Vivian’s voice cut through the red haze. He blinked, and saw Oliver’s face in the back window, small and pale, his hands pressed against the glass.

Victor saw it too. And smiled, even as blood leaked from his lip.

“The boy,” Victor rasped, “will never be safe. Not as long as your bloodline exists. You can’t watch him every second, Crane.”

Caden hit him again. Victor’s head lolled, but the smile stayed.

Dorian emerged from the SUV, stepping over the unconscious thug he had pinned. “Police are two minutes out. We need to clear the scene.”

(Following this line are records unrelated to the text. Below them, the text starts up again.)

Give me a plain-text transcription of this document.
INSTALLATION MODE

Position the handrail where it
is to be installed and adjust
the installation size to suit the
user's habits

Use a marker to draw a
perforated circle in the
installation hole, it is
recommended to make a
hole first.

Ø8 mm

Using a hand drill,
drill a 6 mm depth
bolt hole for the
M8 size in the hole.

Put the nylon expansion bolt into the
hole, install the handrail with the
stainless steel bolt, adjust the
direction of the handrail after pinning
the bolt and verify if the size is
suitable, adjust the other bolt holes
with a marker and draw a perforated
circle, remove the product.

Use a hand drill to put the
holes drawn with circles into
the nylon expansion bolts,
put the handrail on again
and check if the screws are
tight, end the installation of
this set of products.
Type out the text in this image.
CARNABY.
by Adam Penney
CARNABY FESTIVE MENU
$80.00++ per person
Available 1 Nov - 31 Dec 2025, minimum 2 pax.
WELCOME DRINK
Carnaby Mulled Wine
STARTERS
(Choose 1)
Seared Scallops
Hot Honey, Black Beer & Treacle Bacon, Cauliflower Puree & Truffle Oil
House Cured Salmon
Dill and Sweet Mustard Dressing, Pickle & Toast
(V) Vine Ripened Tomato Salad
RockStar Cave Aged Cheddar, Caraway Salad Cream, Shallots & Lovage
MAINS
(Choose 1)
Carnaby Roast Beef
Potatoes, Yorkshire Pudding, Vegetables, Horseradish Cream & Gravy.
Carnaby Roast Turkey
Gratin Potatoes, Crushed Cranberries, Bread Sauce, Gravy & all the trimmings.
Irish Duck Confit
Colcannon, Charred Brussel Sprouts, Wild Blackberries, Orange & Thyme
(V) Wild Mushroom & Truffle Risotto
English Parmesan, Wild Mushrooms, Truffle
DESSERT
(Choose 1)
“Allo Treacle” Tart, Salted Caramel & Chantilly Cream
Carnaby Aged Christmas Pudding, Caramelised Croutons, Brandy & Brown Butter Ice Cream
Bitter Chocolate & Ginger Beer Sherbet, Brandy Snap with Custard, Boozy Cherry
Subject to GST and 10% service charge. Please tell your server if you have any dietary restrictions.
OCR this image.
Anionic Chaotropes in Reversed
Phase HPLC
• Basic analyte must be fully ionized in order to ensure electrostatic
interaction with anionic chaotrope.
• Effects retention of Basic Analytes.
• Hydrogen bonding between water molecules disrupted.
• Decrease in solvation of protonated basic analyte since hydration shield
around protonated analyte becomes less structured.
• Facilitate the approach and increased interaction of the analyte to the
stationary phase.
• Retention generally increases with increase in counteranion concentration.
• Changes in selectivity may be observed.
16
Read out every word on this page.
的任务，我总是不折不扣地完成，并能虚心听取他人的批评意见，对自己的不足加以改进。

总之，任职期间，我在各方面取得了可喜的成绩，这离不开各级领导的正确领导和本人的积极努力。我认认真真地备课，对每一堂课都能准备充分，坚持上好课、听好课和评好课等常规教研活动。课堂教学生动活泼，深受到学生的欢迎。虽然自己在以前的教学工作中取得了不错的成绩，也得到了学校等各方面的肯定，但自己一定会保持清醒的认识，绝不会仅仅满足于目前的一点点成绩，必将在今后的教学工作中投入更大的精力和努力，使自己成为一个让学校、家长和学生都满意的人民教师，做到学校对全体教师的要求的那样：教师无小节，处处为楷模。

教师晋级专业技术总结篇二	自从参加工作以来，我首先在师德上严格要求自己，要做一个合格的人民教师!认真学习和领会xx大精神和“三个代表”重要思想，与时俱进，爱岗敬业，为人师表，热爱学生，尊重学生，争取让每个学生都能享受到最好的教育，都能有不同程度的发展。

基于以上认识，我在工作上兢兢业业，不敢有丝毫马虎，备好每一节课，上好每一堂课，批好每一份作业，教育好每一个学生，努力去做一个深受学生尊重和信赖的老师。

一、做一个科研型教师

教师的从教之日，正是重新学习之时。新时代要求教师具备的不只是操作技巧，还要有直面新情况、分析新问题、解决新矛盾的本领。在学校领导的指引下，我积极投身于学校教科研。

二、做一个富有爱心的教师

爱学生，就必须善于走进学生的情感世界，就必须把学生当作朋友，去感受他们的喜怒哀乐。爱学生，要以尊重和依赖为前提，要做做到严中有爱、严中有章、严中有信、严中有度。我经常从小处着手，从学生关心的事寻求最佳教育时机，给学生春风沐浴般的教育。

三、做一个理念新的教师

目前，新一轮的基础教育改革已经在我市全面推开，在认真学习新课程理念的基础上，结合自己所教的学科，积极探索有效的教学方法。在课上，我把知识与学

Caden stood, chest heaving, and looked at Vivian.

She was shaking. He could see it in the tremor of her hands, the way she held them pressed against her stomach. She was standing between the open car door and him, as if she could shield Oliver from the sight of violence even now.

“Get in the car,” he said, his voice raw. “Drive to the safe house. The address is in the glove box. I’ll follow.”Visit Loerva.

“I can’t keep running,” she said. The words were barely a whisper, but they cut through the garage’s hollow acoustics like a blade. “I can’t keep hiding. He knows who we are. He knows where we go. There’s nowhere left.”

Caden stepped closer. He didn’t touch her. He didn’t dare. “There’s nowhere I won’t find you first.”

She looked at him. Her eyes were wet, but her voice was steady when she spoke.

“I am terrified, Caden. Terrified that I still love you. Terrified that it will be the thing that gets our son killed.”

The sirens were close now. Dorian had Victor on the ground, hands zip-tied behind his back. The remaining thug lay motionless against the pillar.

The garage was silent except for the drip of fluid from a broken engine and the distant wail of approaching law.

Caden, bleeding at the mouth, whispers to Vivian, “You left me once. I will not let you or Oliver go again. I swear it on my life.”